The concept of self, or “me”, is brought into existence moment by moment through identification with thought or emotion. In a scientific sense, we provide our energy to the neurons firing in our brain that correlate with whatever thought or memory that happens to be “in the drivers seat” at the moment.
As an example, we might have some particularly painful or depressing memory that is stored inside our mind. We stop to meditate, and this particular story begins to play itself. Because of our tendency to indulge thoughts that contain a strong emotional charge to them, these are the ones that require the most time from the meditators perspective.

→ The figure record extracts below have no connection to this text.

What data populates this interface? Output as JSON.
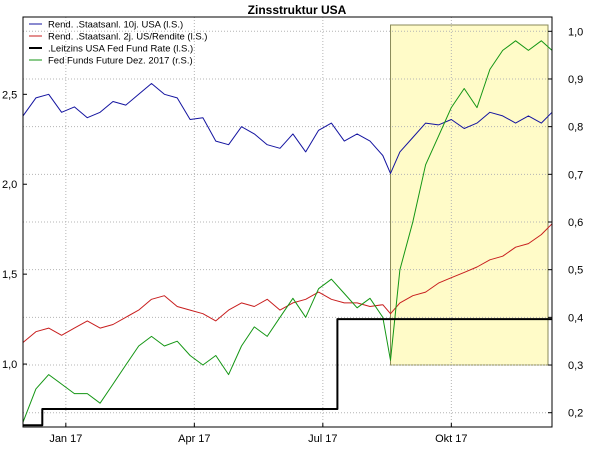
{
  "chart_data": {
    "type": "line",
    "title": "Zinsstruktur USA",
    "x_ticks": [
      {
        "label": "Jan 17",
        "x": 1.0
      },
      {
        "label": "Apr 17",
        "x": 4.0
      },
      {
        "label": "Jul 17",
        "x": 7.0
      },
      {
        "label": "Okt 17",
        "x": 10.0
      }
    ],
    "y_left": {
      "ticks": [
        "1,0",
        "1,5",
        "2,0",
        "2,5"
      ],
      "values": [
        1.0,
        1.5,
        2.0,
        2.5
      ],
      "range": [
        0.65,
        2.93
      ]
    },
    "y_right": {
      "ticks": [
        "0,2",
        "0,3",
        "0,4",
        "0,5",
        "0,6",
        "0,7",
        "0,8",
        "0,9",
        "1,0"
      ],
      "values": [
        0.2,
        0.3,
        0.4,
        0.5,
        0.6,
        0.7,
        0.8,
        0.9,
        1.0
      ],
      "range": [
        0.17,
        1.03
      ]
    },
    "x_range": [
      0.0,
      12.35
    ],
    "highlight_range": [
      8.58,
      12.35
    ],
    "highlight_color": "#fffbc8",
    "legend_position": "top-left",
    "series": [
      {
        "name": "Rend. .Staatsanl. 10j. USA (l.S.)",
        "color": "#1414a0",
        "axis": "left",
        "x": [
          0.0,
          0.3,
          0.6,
          0.9,
          1.2,
          1.5,
          1.8,
          2.1,
          2.4,
          2.7,
          3.0,
          3.3,
          3.6,
          3.9,
          4.2,
          4.5,
          4.8,
          5.1,
          5.4,
          5.7,
          6.0,
          6.3,
          6.6,
          6.9,
          7.2,
          7.5,
          7.8,
          8.1,
          8.4,
          8.58,
          8.8,
          9.1,
          9.4,
          9.7,
          10.0,
          10.3,
          10.6,
          10.9,
          11.2,
          11.5,
          11.8,
          12.1,
          12.35
        ],
        "values": [
          2.38,
          2.48,
          2.5,
          2.4,
          2.43,
          2.37,
          2.4,
          2.46,
          2.44,
          2.5,
          2.56,
          2.5,
          2.48,
          2.36,
          2.37,
          2.24,
          2.22,
          2.32,
          2.28,
          2.22,
          2.2,
          2.28,
          2.18,
          2.3,
          2.34,
          2.24,
          2.28,
          2.24,
          2.16,
          2.06,
          2.18,
          2.26,
          2.34,
          2.33,
          2.36,
          2.31,
          2.34,
          2.4,
          2.38,
          2.34,
          2.38,
          2.34,
          2.4
        ]
      },
      {
        "name": "Rend. .Staatsanl. 2j. US/Rendite (l.S.)",
        "color": "#c81e1e",
        "axis": "left",
        "x": [
          0.0,
          0.3,
          0.6,
          0.9,
          1.2,
          1.5,
          1.8,
          2.1,
          2.4,
          2.7,
          3.0,
          3.3,
          3.6,
          3.9,
          4.2,
          4.5,
          4.8,
          5.1,
          5.4,
          5.7,
          6.0,
          6.3,
          6.6,
          6.9,
          7.2,
          7.5,
          7.8,
          8.1,
          8.4,
          8.58,
          8.8,
          9.1,
          9.4,
          9.7,
          10.0,
          10.3,
          10.6,
          10.9,
          11.2,
          11.5,
          11.8,
          12.1,
          12.35
        ],
        "values": [
          1.12,
          1.18,
          1.2,
          1.16,
          1.2,
          1.24,
          1.2,
          1.22,
          1.26,
          1.3,
          1.36,
          1.38,
          1.32,
          1.3,
          1.28,
          1.24,
          1.3,
          1.34,
          1.32,
          1.36,
          1.3,
          1.34,
          1.36,
          1.4,
          1.36,
          1.34,
          1.34,
          1.32,
          1.33,
          1.28,
          1.34,
          1.38,
          1.4,
          1.45,
          1.48,
          1.51,
          1.54,
          1.58,
          1.6,
          1.65,
          1.67,
          1.72,
          1.78
        ]
      },
      {
        "name": ".Leitzins USA Fed Fund Rate (l.S.)",
        "color": "#000000",
        "axis": "left",
        "x": [
          0.0,
          0.45,
          0.45,
          0.75,
          0.75,
          4.03,
          4.03,
          7.34,
          7.34,
          12.35
        ],
        "values": [
          0.66,
          0.66,
          0.75,
          0.75,
          0.75,
          0.75,
          0.75,
          0.75,
          1.25,
          1.25
        ]
      },
      {
        "name": "Fed Funds Future Dez. 2017 (r.S.)",
        "color": "#149614",
        "axis": "right",
        "x": [
          0.0,
          0.3,
          0.6,
          0.9,
          1.2,
          1.5,
          1.8,
          2.1,
          2.4,
          2.7,
          3.0,
          3.3,
          3.6,
          3.9,
          4.2,
          4.5,
          4.8,
          5.1,
          5.4,
          5.7,
          6.0,
          6.3,
          6.6,
          6.9,
          7.2,
          7.5,
          7.8,
          8.1,
          8.4,
          8.58,
          8.8,
          9.1,
          9.4,
          9.7,
          10.0,
          10.3,
          10.6,
          10.9,
          11.2,
          11.5,
          11.8,
          12.1,
          12.35
        ],
        "values": [
          0.18,
          0.25,
          0.28,
          0.26,
          0.24,
          0.24,
          0.22,
          0.26,
          0.3,
          0.34,
          0.36,
          0.34,
          0.35,
          0.32,
          0.3,
          0.32,
          0.28,
          0.34,
          0.38,
          0.36,
          0.4,
          0.44,
          0.4,
          0.46,
          0.48,
          0.45,
          0.42,
          0.44,
          0.4,
          0.31,
          0.5,
          0.6,
          0.72,
          0.78,
          0.84,
          0.88,
          0.84,
          0.92,
          0.96,
          0.98,
          0.96,
          0.98,
          0.96
        ]
      }
    ]
  }
}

Indulgence has two polarities, one polarity is to resist a particular thought. It is painful, we don’t want to have it, we suppress it or push it way down. We find some distraction to keep us from having to process this pain. In the opposite polarity, we get lost in the emotional or thought process, giving our mental energy away to this story. We continuously replay and rehash the memory, and this is another way of keeping the story alive. Many people prefer to hang on to even the most painful and depressing stories inside because it keeps the story alive. It keeps the self intact. Bad press is better than no press.
Meditation is no press. It is a position of indifference and neutrality to the thoughts that come and go inside our minds. This can be extremely uncomfortable for the self, because it is basically a small death. Each thought or story is a mini-me, and all of these thoughts and stories collectively form our sense of self, or the ego. So each time one of them comes up and is simply ignored through the process of meditation, it is a small starving of the ego. A little piece dies, another slice of “me” is discarded.
The mind hurts, it tries to cover up this emptiness that is exposed. It doesn’t know how to work without the continual self-referential story. The challenge to the meditator is to understand this mechanism, both experientially and scientifically. We come to understand the ego for what it is, and how it needs to be dropped. The vacuum that remains when we let our self drop away becomes larger and larger, we start to feel that clear, timeless consciousness inside of us.